I started this blog in the summer of 2002 over on blogspot, a free blogging service that was not yet owned by Google. The Canadian blogosphere was a pretty quiet place back then.

I moved over to maderblog.com at the end of that summer, with my first MovableType blog. Just looking at it makes me nostalgic – those cartoon category tags! In this iteration, MaderBlog developed its first real readership, mostly other college students and a few of the other blog pioneers. I think it’s hard for the contemporary blogger or blog-reader to appreciate just how small the blogosphere was back then.

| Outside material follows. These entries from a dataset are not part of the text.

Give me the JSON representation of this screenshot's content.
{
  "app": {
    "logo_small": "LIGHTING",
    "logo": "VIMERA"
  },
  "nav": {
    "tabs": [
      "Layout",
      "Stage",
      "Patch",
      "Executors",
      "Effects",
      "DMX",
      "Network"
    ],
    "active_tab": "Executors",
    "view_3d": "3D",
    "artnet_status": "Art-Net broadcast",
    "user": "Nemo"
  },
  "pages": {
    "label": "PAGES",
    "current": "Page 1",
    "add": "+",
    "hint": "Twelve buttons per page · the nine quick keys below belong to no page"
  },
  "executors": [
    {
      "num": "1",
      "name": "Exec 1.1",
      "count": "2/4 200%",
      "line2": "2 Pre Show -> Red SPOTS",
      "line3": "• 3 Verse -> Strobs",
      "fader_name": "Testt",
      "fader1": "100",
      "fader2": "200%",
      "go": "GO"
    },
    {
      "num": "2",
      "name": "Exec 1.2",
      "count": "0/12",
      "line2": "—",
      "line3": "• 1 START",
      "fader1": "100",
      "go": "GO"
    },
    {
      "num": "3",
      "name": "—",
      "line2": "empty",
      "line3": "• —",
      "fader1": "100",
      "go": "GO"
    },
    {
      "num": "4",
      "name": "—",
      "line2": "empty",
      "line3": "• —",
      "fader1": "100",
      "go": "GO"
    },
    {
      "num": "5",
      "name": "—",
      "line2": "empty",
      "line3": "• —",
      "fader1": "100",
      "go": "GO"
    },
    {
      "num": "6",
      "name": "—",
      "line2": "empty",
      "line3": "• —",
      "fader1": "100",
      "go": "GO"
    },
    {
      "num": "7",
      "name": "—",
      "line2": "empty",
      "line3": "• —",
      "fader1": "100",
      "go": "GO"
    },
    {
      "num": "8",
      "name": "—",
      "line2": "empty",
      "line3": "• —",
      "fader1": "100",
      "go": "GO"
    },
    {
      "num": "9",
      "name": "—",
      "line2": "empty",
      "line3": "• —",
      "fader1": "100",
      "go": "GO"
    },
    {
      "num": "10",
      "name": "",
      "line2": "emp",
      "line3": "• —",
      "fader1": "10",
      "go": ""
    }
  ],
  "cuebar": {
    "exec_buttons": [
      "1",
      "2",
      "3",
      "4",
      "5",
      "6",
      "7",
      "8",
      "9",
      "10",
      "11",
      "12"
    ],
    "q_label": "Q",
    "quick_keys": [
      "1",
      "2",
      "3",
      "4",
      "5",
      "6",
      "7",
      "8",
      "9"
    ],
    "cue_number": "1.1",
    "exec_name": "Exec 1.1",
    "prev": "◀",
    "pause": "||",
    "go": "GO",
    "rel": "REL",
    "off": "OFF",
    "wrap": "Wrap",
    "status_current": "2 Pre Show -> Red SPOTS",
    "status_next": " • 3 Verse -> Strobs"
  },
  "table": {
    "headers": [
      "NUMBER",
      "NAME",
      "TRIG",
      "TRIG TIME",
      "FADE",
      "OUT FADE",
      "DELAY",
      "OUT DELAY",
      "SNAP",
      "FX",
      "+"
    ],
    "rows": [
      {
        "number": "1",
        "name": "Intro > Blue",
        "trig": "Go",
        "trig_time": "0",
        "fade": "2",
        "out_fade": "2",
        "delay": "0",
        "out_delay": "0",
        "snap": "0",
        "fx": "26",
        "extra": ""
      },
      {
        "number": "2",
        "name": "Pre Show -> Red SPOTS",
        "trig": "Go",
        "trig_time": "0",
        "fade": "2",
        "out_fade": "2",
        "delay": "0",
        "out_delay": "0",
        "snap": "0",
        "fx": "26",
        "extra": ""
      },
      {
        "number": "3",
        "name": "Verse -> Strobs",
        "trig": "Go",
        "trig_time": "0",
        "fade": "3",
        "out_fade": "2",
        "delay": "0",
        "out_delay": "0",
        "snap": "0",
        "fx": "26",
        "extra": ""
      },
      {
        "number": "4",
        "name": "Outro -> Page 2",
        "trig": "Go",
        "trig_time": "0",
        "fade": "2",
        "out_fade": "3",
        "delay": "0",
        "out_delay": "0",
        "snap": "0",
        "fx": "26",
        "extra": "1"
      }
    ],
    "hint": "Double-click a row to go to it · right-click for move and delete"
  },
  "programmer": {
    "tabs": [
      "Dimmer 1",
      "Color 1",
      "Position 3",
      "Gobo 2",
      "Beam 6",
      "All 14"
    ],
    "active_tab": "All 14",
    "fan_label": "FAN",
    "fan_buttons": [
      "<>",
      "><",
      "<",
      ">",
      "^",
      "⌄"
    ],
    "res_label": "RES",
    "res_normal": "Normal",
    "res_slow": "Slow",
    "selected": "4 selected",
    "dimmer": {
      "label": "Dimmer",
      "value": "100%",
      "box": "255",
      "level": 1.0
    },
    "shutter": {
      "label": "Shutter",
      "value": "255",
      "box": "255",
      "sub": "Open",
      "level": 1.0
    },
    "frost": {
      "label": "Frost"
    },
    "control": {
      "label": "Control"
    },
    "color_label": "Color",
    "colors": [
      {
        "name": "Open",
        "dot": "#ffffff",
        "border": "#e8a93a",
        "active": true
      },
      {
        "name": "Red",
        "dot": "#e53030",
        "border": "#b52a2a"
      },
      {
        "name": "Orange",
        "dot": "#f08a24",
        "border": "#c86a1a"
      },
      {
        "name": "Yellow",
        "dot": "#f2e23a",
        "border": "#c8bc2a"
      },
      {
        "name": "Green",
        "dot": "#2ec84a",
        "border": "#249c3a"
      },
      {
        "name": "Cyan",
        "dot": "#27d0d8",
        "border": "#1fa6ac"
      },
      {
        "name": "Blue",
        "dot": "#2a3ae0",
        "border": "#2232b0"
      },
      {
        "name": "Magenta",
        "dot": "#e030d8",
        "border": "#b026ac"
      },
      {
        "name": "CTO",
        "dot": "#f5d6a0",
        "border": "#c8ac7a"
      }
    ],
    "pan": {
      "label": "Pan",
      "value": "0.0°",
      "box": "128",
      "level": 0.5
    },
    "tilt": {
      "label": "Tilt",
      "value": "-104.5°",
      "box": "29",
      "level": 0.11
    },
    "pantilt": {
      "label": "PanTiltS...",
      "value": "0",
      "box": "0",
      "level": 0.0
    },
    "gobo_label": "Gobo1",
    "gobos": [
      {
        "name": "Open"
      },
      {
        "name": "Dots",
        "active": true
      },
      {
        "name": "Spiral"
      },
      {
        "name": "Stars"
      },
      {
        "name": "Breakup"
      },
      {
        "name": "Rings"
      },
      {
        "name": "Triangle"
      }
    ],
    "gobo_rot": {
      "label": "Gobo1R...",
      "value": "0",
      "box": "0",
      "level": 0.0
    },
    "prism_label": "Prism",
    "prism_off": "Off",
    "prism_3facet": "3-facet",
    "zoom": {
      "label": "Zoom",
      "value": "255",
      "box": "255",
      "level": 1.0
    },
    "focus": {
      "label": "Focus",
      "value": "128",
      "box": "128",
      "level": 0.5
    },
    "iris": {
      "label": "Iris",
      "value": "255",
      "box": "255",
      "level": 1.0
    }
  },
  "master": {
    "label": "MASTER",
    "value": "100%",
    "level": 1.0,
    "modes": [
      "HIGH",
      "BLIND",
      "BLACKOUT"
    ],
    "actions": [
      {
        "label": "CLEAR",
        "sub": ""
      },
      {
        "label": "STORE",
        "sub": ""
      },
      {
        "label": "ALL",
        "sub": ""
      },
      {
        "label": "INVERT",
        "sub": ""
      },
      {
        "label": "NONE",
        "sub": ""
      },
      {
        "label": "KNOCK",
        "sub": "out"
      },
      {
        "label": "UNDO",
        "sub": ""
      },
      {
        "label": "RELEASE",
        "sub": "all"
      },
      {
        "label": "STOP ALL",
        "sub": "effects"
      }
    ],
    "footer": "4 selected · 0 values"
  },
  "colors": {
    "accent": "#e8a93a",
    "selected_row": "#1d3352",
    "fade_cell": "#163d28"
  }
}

In the summer of 2003, with the Iraq War in full swing, I upgraded my MovableType installation and adopted the now-infamous banner graphic, based on a picture of British soldiers in combat. Since adopting this third iteration of MaderBlog, I’ve lived in six different cities and received two degrees, not to mention entering the workforce full time. As my life has changed, so has the blog: posting has fallen off, then revived, then fallen off again; the focus has shifted from the war, to American politics, to Canadian politics, to British politics, and back again. Some posts have received national attention; some have been spoken to the wind. But all through it I’ve had a blast.

The most gratifying development over the past seven years has been the development of a real community of readers. Some of you I know personally; some of you I’ve never met. But each of your comments challenges my way of thinking, and has contributed in a real and meaningful way to my opinions on news, and on life, and on how we–as people, as citizens–interact with one another.

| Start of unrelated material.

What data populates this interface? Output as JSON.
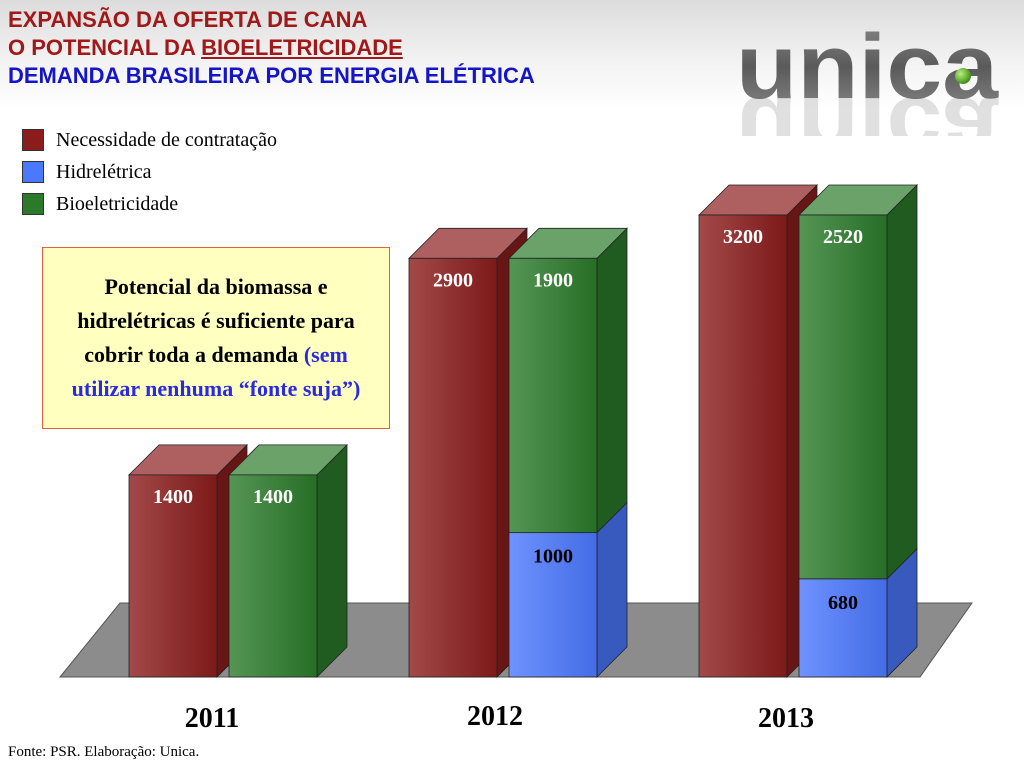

Late last year, Movable Type stopped working. While I could continue to post, you–my readers–couldn’t comment. And I’m not exaggerating when I say that, robbed of comments, MaderBlog’s value plummeted–to me, at least. It was time for a change.

I introduce MaderBlog 4.0. There will be glitches; the layout could be better. But with WordPress, I have much more robust back-end tools to create a more dynamic blog. You, the readers, are a big part of that, as you always have been. I welcome your suggestions for ways to increase the communal element of the blog, and I’ll be experimenting with some plugins designed to do just that.

The key to any blog, of course, is content. For nearly two years, I’ve been unable to blog about a huge swath of topics that were once MaderBlog’s bread and butter. The restrictions will be lifted over the summer, for reasons I’ll explain then; and when they are, I’ll have a lot more time to blog–at least for a while. In the meantime, I have a few side-projects going that will hopefully result in more content here.

This move to WordPress is a big step, and I hope that it will result in a better MaderBlog in every which way. Let me know what you think. I promise: the comments work.